Abstract
Background: Nanoparticles (NPs) exhibit unique properties such as wide surface area, diverse shapes, and antimicrobial activities. The urgent need for effective antimicrobial agents, particularly against multidrug-resistant strains, has led to extensive research on the antibacterial activities of NPs.
Objective: This review explores the antibacterial properties of carbon NPs, carbon nanofibers, as well as metal and metal oxide NPs. Aimed to demonstrate the advances in NPs antibacterial effects by inducing lipid peroxidation, disrupting cell membranes, and causing cytoplasmic leakage.
Method: We review articles published in reputable journals from 2018 to 2024 related to the antibacterial activity of carbon, metals, and metal oxides. Emphasis was given to the antibacterial mechanisms that involve the release of ions, leading to the generation of reactive oxygen species (ROS), lipid peroxidation, and cell disruption.

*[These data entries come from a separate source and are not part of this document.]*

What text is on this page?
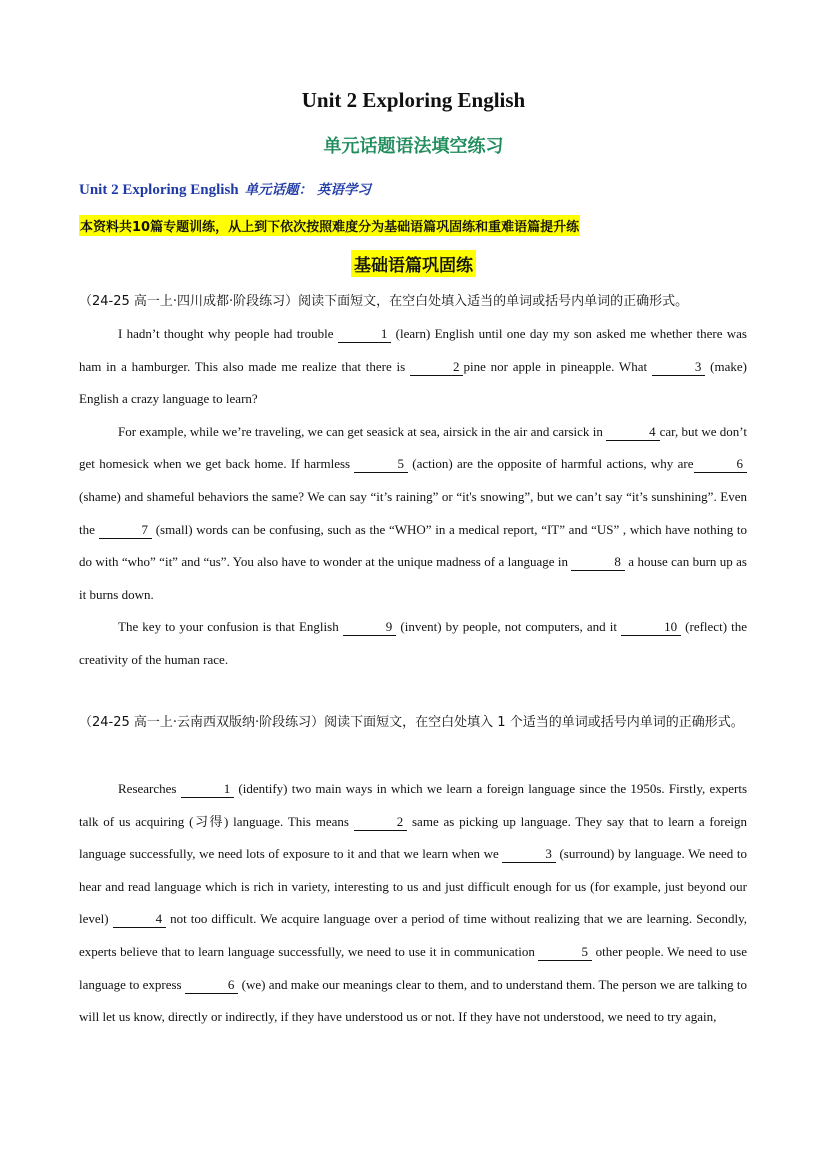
Unit 2 Exploring English
单元话题语法填空练习
Unit 2 Exploring English 单元话题： 英语学习
本资料共10篇专题训练，从上到下依次按照难度分为基础语篇巩固练和重难语篇提升练
基础语篇巩固练
（24-25 高一上·四川成都·阶段练习）阅读下面短文，在空白处填入适当的单词或括号内单词的正确形式。

I hadn’t thought why people had trouble	1 (learn) English until one day my son asked me whether there was ham in a hamburger. This also made me realize that there is	2 pine nor apple in pineapple. What	3 (make) English a crazy language to learn?

For example, while we’re traveling, we can get seasick at sea, airsick in the air and carsick in	4 car, but we don’t get homesick when we get back home. If harmless	5 (action) are the opposite of harmful actions, why are	6 (shame) and shameful behaviors the same? We can say “it’s raining” or “it's snowing”, but we can’t say “it’s sunshining”. Even the	7 (small) words can be confusing, such as the “WHO” in a medical report, “IT” and “US” , which have nothing to do with “who” “it” and “us”. You also have to wonder at the unique madness of a language in	8 a house can burn up as it burns down.

The key to your confusion is that English	9 (invent) by people, not computers, and it	10 (reflect) the creativity of the human race.

（24-25 高一上·云南西双版纳·阶段练习）阅读下面短文，在空白处填入 1 个适当的单词或括号内单词的正确形式。

Researches	1 (identify) two main ways in which we learn a foreign language since the 1950s. Firstly, experts talk of us acquiring (习得) language. This means	2 same as picking up language. They say that to learn a foreign language successfully, we need lots of exposure to it and that we learn when we	3 (surround) by language. We need to hear and read language which is rich in variety, interesting to us and just difficult enough for us (for example, just beyond our level)	4 not too difficult. We acquire language over a period of time without realizing that we are learning. Secondly, experts believe that to learn language successfully, we need to use it in communication	5 other people. We need to use language to express	6 (we) and make our meanings clear to them, and to understand them. The person we are talking to will let us know, directly or indirectly, if they have understood us or not. If they have not understood, we need to try again,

Results: Substantial advancement has been made in the area of photochemical sensing, photodynamic therapy, fluorescence probes, gas probes utilizing carbon dots, and surface functionalization with NPs. Additional advancements encompass the integration of Quartz crystal microbalance DNA sensors that possess fluorescence, electrochemical, and surface-enhanced Raman scattering characteristics. Moreover, the utilization of aggregation-induced emission luminogens has been employed for fluorescent tracking of microorganisms and photothermal therapy, which involves the generation of ROS and heat through exposure to light. The discussion is around the use of an Azide-Vancomycin NP conjugate to detect the permeabilization of the cellular membrane in enteric bacteria. Functionalized Carbon Dots possess antibacterial characteristics when activated by photothermal means. The review emphasizes the possibility of these advancements in the development of alternative antibiotics that are effective against strains that have developed resistance. NPs play a vital role in antibacterial treatments by tailoring characteristics, making changes to the surface, and incorporating therapeutic medicines and imaging agents. They enhance the efficacy of therapy while minimizing adverse effects. Clinical studies evaluate the safety and effectiveness of personalized healthcare by integrating nanotechnology, chemistry, biology, and medicine. NPs play a key part in immunotherapy by simplifying the delivery of drugs, vaccines, and the regulation of immune responses.
Conclusion: The comprehensive exploration of diverse NPs and their antibacterial mechanisms provides valuable insights for the development of alternative antimicrobial agents in the face of increasing antibiotic resistance.